Auch wenn wir den Patienten mit 'Engelszungen' die Geizpolitik der GKVen zu erklären versuchen, so werden wir weiterhin als Preistreiber beschimpft. Das Gleiche gilt nach wie vor für die sonderbaren Zuzahlungskriterien der Kassenrezepte.
Beide Beispiele zeigen, dass die KKassen sich wenig bemüht haben, ihren Beitragszahlern diese Pflichtsysteme so zu erklären, dass sie nachhaltig Wirkung zeigen.
In den Verhandlungen zu diesen Verträgen hätte man verlangen müssen, dass sich die KKassen mit Nachdruck zur Aufklärung ihrer Mitglieder verpflichtet hätten.

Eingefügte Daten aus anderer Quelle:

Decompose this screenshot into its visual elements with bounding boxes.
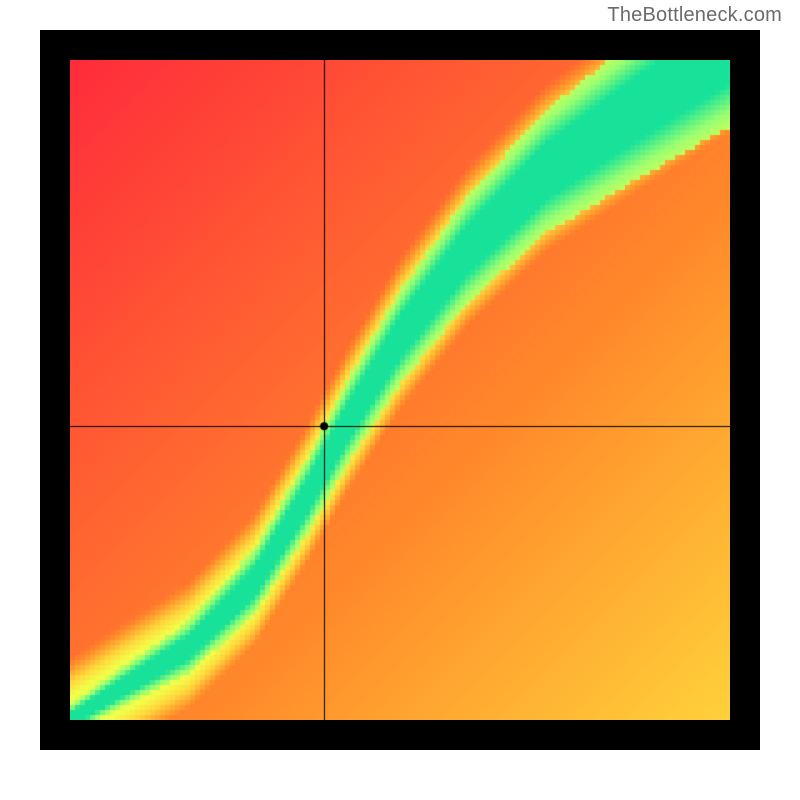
chart-plot-area <box>70 60 730 720</box>
watermark-text: TheBottleneck.com <box>607 4 782 27</box>
chart-outer-frame <box>40 30 760 750</box>
page-root: TheBottleneck.com <box>0 0 800 800</box>
heatmap-canvas <box>70 60 730 720</box>
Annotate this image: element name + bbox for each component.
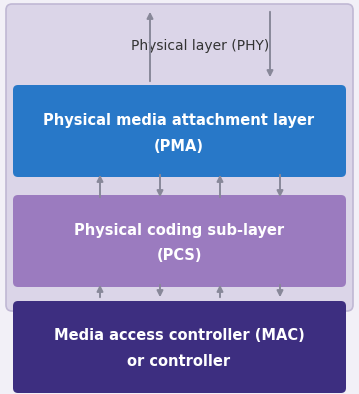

Mit diesem destruktiven Mangel schlagen wir uns nun schon seit 2004 herum, ohne einen positiven Trend zu erfahren.
Neuerdings wird ja auch klar, dass das Versprechen der KKassen, die Rezeptgebühr auf Grund der guten Ertragslage weiter zurückzuführen, ins Gegenteil umschlagen ist. Es gibt dagegen immer weniger befreite AM und der Trend ist sichtbar, dass in Kürze eine Befreiung ganz wegfällt.
Standartbefreite natürlich ausgenommen.
Welche unglaublichen Summen wir Apotheker uneigennützig den KKassen in sklavenhaltiger Abhängigkeit in deren Bilanzen drücken ist arbeitsmoralisch kaum noch vertretbar.